In the capital, Bamako, the Gabriel-Touré hospital reported 102 deaths over the first four days of April, almost as many as there had been over the entire month last year. More than half the dead were over the age of 60 and many of the deaths were related to heat, the hospital said.

Local news reports said mortuaries in Bamako were so full that many people had had to keep their dead relatives at home.

The health impacts may have been compounded by electricity shortages, which left many people without fans and air conditioning units. Regional media have reported that the national energy company, EDM, is struggling to pay a £410m fuel bill for its power plants.

Local populations may also have been made more susceptible because the heatwave coincided with the end of Ramadan, when many Muslims fast during the day and consume food and water only in the early morning or at night.

The full death toll is hard to calculate due to a lack of data from the countries affected, but the study, by a team of international scientists, said there had probably been hundreds or possibly thousands of other heat-related deaths.

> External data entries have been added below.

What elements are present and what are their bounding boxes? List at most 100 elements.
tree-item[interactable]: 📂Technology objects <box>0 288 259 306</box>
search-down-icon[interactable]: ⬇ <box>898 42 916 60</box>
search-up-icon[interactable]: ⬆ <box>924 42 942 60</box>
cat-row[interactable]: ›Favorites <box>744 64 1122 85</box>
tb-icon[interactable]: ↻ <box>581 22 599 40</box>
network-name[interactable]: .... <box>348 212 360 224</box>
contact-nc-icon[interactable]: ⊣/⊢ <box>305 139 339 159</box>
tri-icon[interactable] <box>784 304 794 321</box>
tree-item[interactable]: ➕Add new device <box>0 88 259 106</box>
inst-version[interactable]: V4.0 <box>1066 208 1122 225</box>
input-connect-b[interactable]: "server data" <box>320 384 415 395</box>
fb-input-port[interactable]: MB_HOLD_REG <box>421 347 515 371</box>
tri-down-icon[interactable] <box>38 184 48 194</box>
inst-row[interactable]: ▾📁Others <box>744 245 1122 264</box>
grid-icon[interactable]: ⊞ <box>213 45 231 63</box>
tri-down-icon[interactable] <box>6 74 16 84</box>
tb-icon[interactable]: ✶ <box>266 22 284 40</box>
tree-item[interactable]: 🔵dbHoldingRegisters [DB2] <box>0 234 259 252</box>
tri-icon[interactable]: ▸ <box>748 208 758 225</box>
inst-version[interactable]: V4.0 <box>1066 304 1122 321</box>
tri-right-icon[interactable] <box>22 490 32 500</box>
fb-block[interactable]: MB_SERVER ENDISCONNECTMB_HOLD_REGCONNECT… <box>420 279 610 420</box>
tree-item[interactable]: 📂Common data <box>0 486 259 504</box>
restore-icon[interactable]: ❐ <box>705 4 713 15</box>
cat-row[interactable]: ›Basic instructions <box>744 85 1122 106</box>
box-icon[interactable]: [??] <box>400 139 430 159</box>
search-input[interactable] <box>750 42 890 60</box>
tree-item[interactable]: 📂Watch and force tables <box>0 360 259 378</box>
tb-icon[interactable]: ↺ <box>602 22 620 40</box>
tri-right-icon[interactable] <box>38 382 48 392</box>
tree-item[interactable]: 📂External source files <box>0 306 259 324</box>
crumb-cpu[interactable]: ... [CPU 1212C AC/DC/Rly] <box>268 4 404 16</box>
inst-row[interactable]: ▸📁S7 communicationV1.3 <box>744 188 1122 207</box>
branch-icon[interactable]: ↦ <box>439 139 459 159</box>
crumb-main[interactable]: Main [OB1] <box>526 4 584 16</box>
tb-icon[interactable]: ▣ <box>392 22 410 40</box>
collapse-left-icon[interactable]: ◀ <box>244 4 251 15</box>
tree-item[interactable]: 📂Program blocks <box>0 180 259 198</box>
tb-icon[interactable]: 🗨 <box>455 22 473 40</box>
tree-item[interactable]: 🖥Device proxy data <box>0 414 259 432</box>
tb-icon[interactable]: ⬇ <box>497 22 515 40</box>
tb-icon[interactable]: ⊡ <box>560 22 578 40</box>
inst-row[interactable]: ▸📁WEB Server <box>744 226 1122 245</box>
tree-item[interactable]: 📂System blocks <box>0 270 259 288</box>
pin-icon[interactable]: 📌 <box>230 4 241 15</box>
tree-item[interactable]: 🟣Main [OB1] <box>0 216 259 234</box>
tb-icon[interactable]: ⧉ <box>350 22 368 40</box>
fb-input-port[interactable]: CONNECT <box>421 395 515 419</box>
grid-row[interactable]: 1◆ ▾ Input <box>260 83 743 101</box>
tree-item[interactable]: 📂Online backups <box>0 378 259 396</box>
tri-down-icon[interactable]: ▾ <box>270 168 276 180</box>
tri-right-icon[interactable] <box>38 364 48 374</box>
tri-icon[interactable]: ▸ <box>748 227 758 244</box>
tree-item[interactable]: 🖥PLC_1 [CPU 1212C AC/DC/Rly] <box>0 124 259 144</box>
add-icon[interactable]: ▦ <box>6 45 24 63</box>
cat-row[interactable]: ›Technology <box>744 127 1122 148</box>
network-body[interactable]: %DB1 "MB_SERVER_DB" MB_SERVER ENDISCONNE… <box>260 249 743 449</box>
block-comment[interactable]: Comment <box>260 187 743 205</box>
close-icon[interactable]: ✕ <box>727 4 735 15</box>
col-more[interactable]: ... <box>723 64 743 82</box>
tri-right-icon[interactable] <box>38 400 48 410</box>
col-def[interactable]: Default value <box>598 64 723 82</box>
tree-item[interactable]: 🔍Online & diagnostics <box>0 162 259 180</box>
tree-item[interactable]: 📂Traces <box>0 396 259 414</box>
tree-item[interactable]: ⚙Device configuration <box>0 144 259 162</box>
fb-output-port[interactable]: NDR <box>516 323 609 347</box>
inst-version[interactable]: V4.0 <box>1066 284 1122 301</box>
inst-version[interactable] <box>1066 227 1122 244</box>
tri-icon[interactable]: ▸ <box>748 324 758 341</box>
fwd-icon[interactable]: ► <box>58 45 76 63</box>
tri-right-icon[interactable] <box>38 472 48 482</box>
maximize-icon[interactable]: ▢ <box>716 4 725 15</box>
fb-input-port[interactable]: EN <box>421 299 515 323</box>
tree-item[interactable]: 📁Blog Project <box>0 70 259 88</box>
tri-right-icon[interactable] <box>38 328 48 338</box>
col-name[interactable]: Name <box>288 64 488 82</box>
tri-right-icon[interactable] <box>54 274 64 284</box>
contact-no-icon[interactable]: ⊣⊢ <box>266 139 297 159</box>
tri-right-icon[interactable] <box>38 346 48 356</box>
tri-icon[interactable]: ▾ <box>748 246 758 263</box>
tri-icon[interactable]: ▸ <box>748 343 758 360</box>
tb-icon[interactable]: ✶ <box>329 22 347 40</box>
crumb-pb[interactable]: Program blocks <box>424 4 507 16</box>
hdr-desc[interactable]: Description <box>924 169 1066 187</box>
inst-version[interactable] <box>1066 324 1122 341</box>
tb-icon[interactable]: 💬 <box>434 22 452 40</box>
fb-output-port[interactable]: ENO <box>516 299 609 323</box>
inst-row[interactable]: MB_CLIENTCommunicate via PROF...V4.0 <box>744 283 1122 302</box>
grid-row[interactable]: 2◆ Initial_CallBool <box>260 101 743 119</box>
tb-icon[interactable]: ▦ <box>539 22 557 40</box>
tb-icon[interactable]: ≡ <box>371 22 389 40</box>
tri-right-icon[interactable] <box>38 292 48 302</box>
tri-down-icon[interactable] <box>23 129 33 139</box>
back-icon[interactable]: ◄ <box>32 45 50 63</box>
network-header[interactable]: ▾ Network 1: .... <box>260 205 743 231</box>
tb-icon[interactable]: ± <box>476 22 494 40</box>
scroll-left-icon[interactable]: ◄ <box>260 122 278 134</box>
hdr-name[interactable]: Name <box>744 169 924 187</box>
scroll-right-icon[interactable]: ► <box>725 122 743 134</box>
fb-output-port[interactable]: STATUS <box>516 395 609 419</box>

The analysis, by World Weather Attribution, found that maximum temperatures in Burkina Faso and Mali had been made 1.5C hotter by climate breakdown, which is caused by the burning of gas, oil, coal and trees – particularly in the wealthy northern hemisphere. The same factors had pushed up nighttime temperatures by 2C, researchers said.

In the broader region, the study found the five-day heatwave would have been 1.5C cooler without human influence on the climate.

Kiswendsida Guigma, a climate scientist at the Red Cross Red Crescent Climate Centre in Burkina Faso, said people in the Sahel and other parts of west Africa were accustomed to year-round heat, but that April’s temperatures had been unprecedented: “For some, a heatwave being 1.4 or 1.5C hotter because of climate change might not sound like a big increase, but this additional heat would have been the difference between life and death for many people.”

Mali and Burkina Faso would normally expect such protracted high daytime temperatures around once in every 200 years. The study forecasts they will become 10 times more frequent if global warming reaches 2C above preindustrial levels, as is expected to occur in the 2040s or 2050s if emissions are not rapidly halted.

The El Niño phenomenon has been driving up temperatures worldwide over the past year, but researchers found that El Niño’s effect was negligible in Mali and Burkina Faso compared with human-caused global heating.

Other studies have underlined how the countries least responsible for the climate crisis are suffering many of the worst effects of it. In March, the southern coastal zone of western Africa experienced average heat index temperatures, which include humidity, of 50C, which is considered dangerous. In some areas, this rose as high as 60C, classified as “extreme danger”.

An analysis of this event by World Weather Attribution found that human-induced global heating had pushed up temperatures in the region on this occasion by 4C and made the combination of humidity and heat 10 times more likely.

The authors urged world leaders to curb emissions of gas, oil and coal as rapidly as possible to reduce future effects. They said local authorities should also prepare heat action plans so that hospitals, schools and vulnerable populations were prepared for heatwaves. They said fossil fuel companies should also be made more accountable.

“Extreme heat, driven by climate change, is resulting in death for vulnerable people. Attribution studies like this one clearly show that if the world continues to burn fossil fuels, the climate will continue to warm and vulnerable people will continue to die,” said Friederike Otto, senior lecturer in climate science at the Grantham Institute at Imperial College London.

“In the future, it’s likely this increasingly evident link between fossil fuel emissions and heat-related death will be used in litigation against fossil fuel companies.”

In a separate study released at the same time, World Weather Attribution found that El Niño, rather than human-induced climate breakdown, was the primary cause of the devastating drought in southern Africa earlier this year and advised governments in the region to bolster food security ahead of future El Niño years.